From Serious Documentation
Jump to: navigation, search

In order to represent all the characters across all languages, the traditional ASCII character set that only has 8 bits (i.e. 256 characters) is insufficient. Unicode 16 is a standard that maps an unsigned 16 bit value called a "Unicode codepoint" or just "codepoint" to each glyph (character) across all different languages. The first 128 Unicode 16 characters are the same as the first 128 ASCII 8-bit characters. Unicode is well described at unicode.org.

However, storing text strings using uncompressed/unencoded 16-bit (i.e. 2 byte) values for every character can be very inefficient, especially when these strings have a preponderance of traditional ASCII characters including numbers and punctuation that would normally only take one byte each. Therefore various character compression/encoding systems have been developed in the industry attempting to optimize the storage required by text strings better than unencoded Unicode 16.

All strings within SHIP are encoded using the UTF-8 mechanism. UTF-8 is a variable length multi-byte encoding.

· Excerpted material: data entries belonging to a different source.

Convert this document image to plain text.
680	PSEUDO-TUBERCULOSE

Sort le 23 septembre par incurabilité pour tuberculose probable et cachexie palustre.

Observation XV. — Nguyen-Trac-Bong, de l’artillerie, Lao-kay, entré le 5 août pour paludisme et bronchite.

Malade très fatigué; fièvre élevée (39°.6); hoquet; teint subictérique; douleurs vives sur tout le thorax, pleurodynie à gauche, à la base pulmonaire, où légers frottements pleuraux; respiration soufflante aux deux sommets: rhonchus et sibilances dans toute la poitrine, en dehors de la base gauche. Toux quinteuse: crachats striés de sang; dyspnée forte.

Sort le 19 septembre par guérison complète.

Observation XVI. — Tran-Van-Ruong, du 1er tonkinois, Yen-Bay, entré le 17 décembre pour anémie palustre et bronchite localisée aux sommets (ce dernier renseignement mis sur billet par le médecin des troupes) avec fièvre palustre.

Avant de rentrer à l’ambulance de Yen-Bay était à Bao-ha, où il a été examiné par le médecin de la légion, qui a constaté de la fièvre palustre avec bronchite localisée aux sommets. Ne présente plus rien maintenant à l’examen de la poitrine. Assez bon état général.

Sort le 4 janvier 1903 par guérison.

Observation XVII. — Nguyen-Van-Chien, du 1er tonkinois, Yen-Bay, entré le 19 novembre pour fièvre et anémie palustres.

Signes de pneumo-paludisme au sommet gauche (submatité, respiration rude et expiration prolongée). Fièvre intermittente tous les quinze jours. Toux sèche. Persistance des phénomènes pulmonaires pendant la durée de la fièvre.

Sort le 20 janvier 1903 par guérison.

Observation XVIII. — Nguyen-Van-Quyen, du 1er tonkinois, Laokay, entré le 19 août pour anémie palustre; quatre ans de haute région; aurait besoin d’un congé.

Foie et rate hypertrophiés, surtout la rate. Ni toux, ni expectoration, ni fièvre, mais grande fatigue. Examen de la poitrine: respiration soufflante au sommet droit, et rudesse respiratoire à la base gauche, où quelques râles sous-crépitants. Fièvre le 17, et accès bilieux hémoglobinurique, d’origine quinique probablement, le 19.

The traditional 7-bit ASCII characters are all represented exactly the same in UTF-8. A special "escape" character, along with some encoding hints, allows several bytes of data to be combined into a single Unicode 16 value. It is important to recognize that "bytes" does not mean "characters". Each character may be encoded with 1, 2, 3, or even more bytes.

The SHIPTide tool performs all string editing in UTF-8 encoding. It will not be obvious to the user: text strings look normal. Cutting and pasting (for example) from Google Translate will work seamlessly. However, you must be careful if you (for example) copy a script from SHIPTide to your favorite text editor and then paste it back into SHIPTide. If your external text editor does not comprehend UTF-8 natively, any special non-ASCII characters in your embedded strings will be mangled.

There are numerous Sail Functions available for manipulating strings and converting characters to codepoints (and back).